OK, so I'm not boasting, but we get our fair share of sunshine around here in California. Don't hate me - I spent the first 29 years of my life in England, so I'm owed a bit of daylight, in its brightest form. Having said that, my dog decided that it was too hot for walking today - I say decided because he simply wandered off into a patch of long grass off the trail and lay down in the shade panting. The upside of this is that it gave me time to bake when I got home, and who am I to turn down a recipe called Sunny Zucchini Muffins? And these really are sunshine in muffin form.

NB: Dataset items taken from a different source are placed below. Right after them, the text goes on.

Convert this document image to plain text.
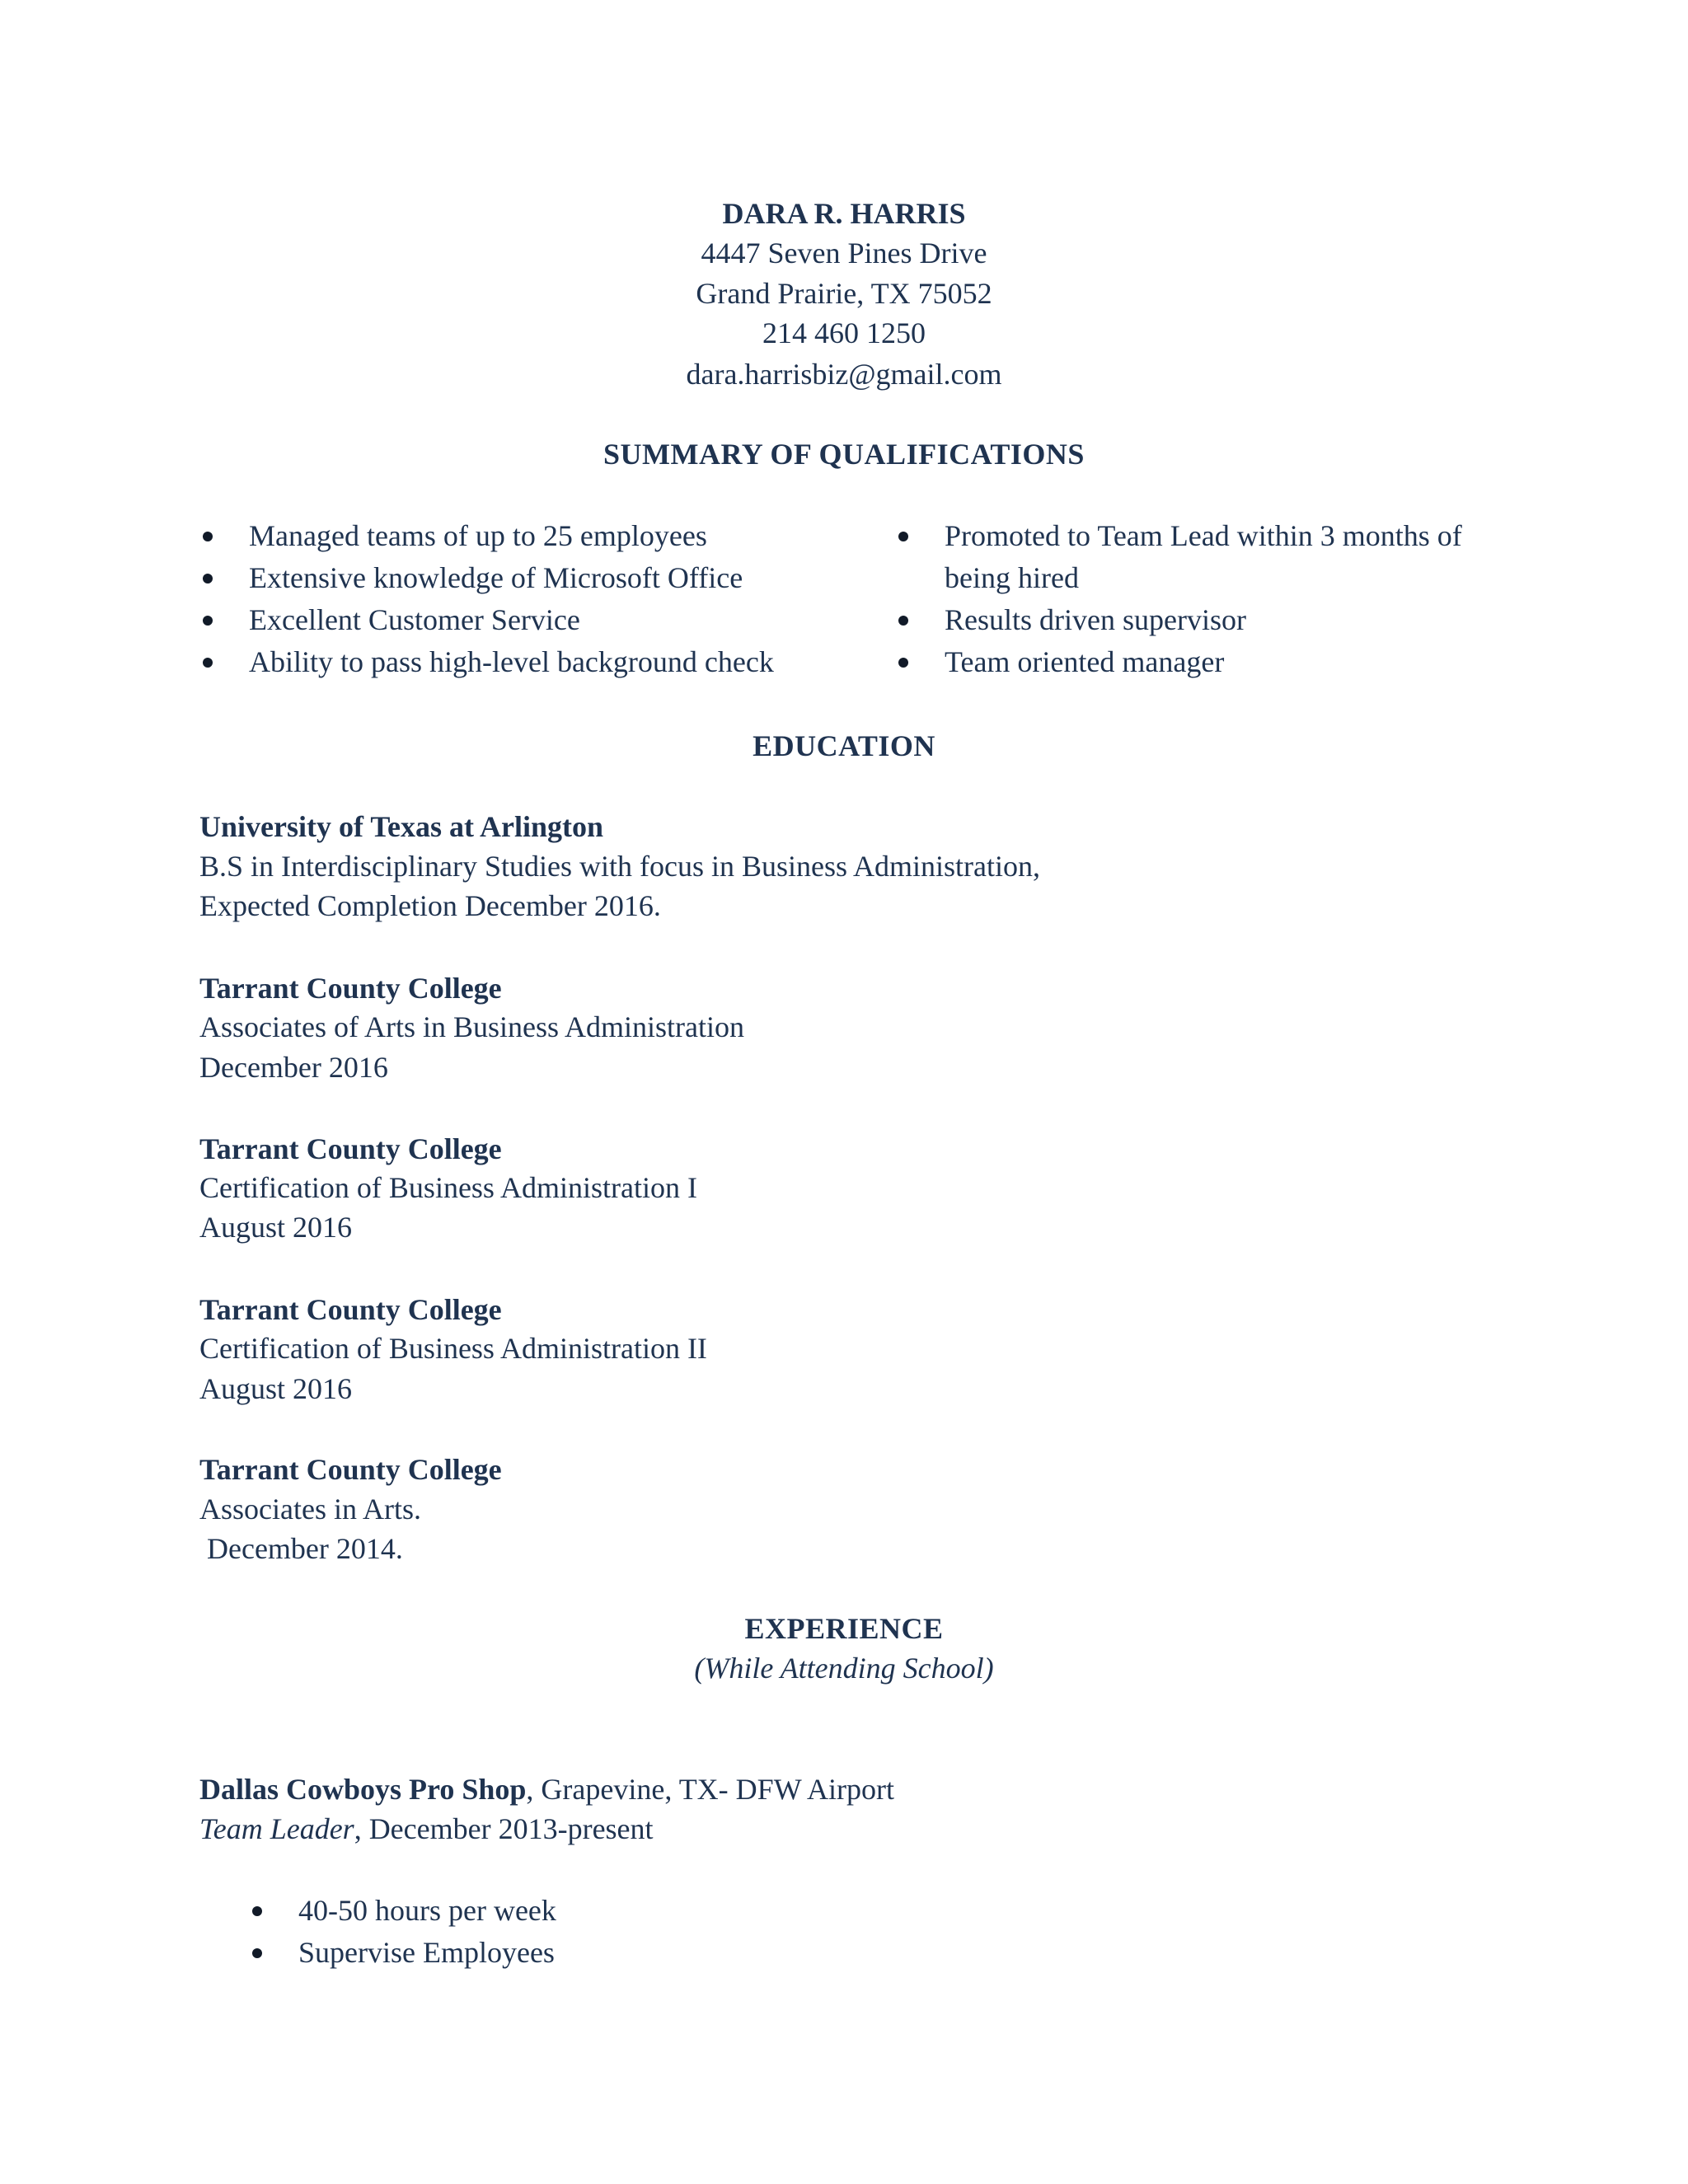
DARA R. HARRIS
4447 Seven Pines Drive
Grand Prairie, TX 75052
214 460 1250
dara.harrisbiz@gmail.com
SUMMARY OF QUALIFICATIONS
Managed teams of up to 25 employees
Extensive knowledge of Microsoft Office
Excellent Customer Service
Ability to pass high-level background check
Promoted to Team Lead within 3 months of
being hired
Results driven supervisor
Team oriented manager
EDUCATION
University of Texas at Arlington
B.S in Interdisciplinary Studies with focus in Business Administration,
Expected Completion December 2016.
Tarrant County College
Associates of Arts in Business Administration
December 2016
Tarrant County College
Certification of Business Administration I
August 2016
Tarrant County College
Certification of Business Administration II
August 2016
Tarrant County College
Associates in Arts.
December 2014.
EXPERIENCE
(While Attending School)
Dallas Cowboys Pro Shop, Grapevine, TX- DFW Airport
Team Leader, December 2013-present
40-50 hours per week
Supervise Employees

I kind of like it when ingredients are used in less expected ways - don't get me wrong, zucchini is fabulous as a vegetable side, and a great addition to savory dishes, no doubt, but I love it in sweet dishes too. And for this recipe, since I didn't have the walnuts in the original recipe, I used some pine nuts I had in the cupboard (another impulse buy in bulk from Costco, with visions of homemade pesto all the time). Maybe it is my response to never having had a rebellious phase in my youth. I didn't dabble with danger: never got a tattoo, have never ridden a motorbike, have only two piercings, one in each ear, and never climbed out of my bedroom window for a secret liaison (wouldn't have actually been physically dangerous, given it was on the first floor, but the parental wrath would no doubt have made up for that). But whilst there is no skull and cross-bones or esoteric Japanese phrase adorning my pasty white British shoulder, I will make a stand against convention by using zucchini and pine nuts in a muffin. Oh, and while we're at it, my favorite cake is carrot cake. I know, I am a badass. Mess with me, and I may make putty of you by offering you a brownie or delicious pecan bar. Hah!

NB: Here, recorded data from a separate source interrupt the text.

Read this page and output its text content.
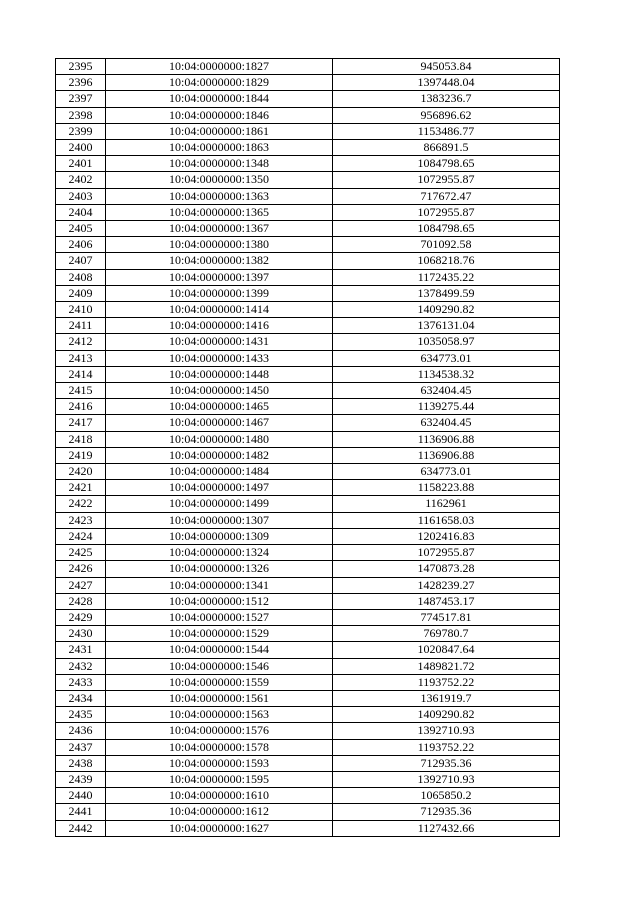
2395	10:04:0000000:1827	945053.84
2396	10:04:0000000:1829	1397448.04
2397	10:04:0000000:1844	1383236.7
2398	10:04:0000000:1846	956896.62
2399	10:04:0000000:1861	1153486.77
2400	10:04:0000000:1863	866891.5
2401	10:04:0000000:1348	1084798.65
2402	10:04:0000000:1350	1072955.87
2403	10:04:0000000:1363	717672.47
2404	10:04:0000000:1365	1072955.87
2405	10:04:0000000:1367	1084798.65
2406	10:04:0000000:1380	701092.58
2407	10:04:0000000:1382	1068218.76
2408	10:04:0000000:1397	1172435.22
2409	10:04:0000000:1399	1378499.59
2410	10:04:0000000:1414	1409290.82
2411	10:04:0000000:1416	1376131.04
2412	10:04:0000000:1431	1035058.97
2413	10:04:0000000:1433	634773.01
2414	10:04:0000000:1448	1134538.32
2415	10:04:0000000:1450	632404.45
2416	10:04:0000000:1465	1139275.44
2417	10:04:0000000:1467	632404.45
2418	10:04:0000000:1480	1136906.88
2419	10:04:0000000:1482	1136906.88
2420	10:04:0000000:1484	634773.01
2421	10:04:0000000:1497	1158223.88
2422	10:04:0000000:1499	1162961
2423	10:04:0000000:1307	1161658.03
2424	10:04:0000000:1309	1202416.83
2425	10:04:0000000:1324	1072955.87
2426	10:04:0000000:1326	1470873.28
2427	10:04:0000000:1341	1428239.27
2428	10:04:0000000:1512	1487453.17
2429	10:04:0000000:1527	774517.81
2430	10:04:0000000:1529	769780.7
2431	10:04:0000000:1544	1020847.64
2432	10:04:0000000:1546	1489821.72
2433	10:04:0000000:1559	1193752.22
2434	10:04:0000000:1561	1361919.7
2435	10:04:0000000:1563	1409290.82
2436	10:04:0000000:1576	1392710.93
2437	10:04:0000000:1578	1193752.22
2438	10:04:0000000:1593	712935.36
2439	10:04:0000000:1595	1392710.93
2440	10:04:0000000:1610	1065850.2
2441	10:04:0000000:1612	712935.36
2442	10:04:0000000:1627	1127432.66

The recipe is taken from my favorite muffin cookbook 750 Best Muffin Recipes by Camilla Saulsbury. So for those of you not as fortunate with the weather, here really is a dose of sunshine in muffin form. Take a bite, lean back on that deck-chair, even if it is in the living room, and soak up some rays.



Sunny Zucchini Muffins
Makes 12

2 cups AP flour
1 TBSP baking powder
3/4 tsp salt
1/2 cup granulated sugar
2 eggs
1/2 cup milk
1/3 cup canola oil
2 tsp finely grated lemon zest
1 cup grated zucchini
1/2 cup toasted pine nuts
1/2 cup golden raisins

1. Preheat oven to 400 degrees F. Spray cups of 12-cup muffin tin with canola oil spray.
2. In a large bowl, whisk together flour, baking powder and salt.
3. In a medium bowl, whisk together sugar and eggs until well blended. Whisk in milk, oil, and lemon zest until blended.
4. Add egg mixture to flour mixture and stir until just blended.
5. Gently fold in zucchini, raisins and pine nuts.
6. Use a large scoop to divide batter evenly between muffin cups of prepared tin.
7. Bake in preheated oven for 20-25 mins, or until tops are golden and a toothpick inserted in the center of a muffin comes out clean.
8. Let cool in pan on rack for 5 minutes and then remove muffins to a rack to cool.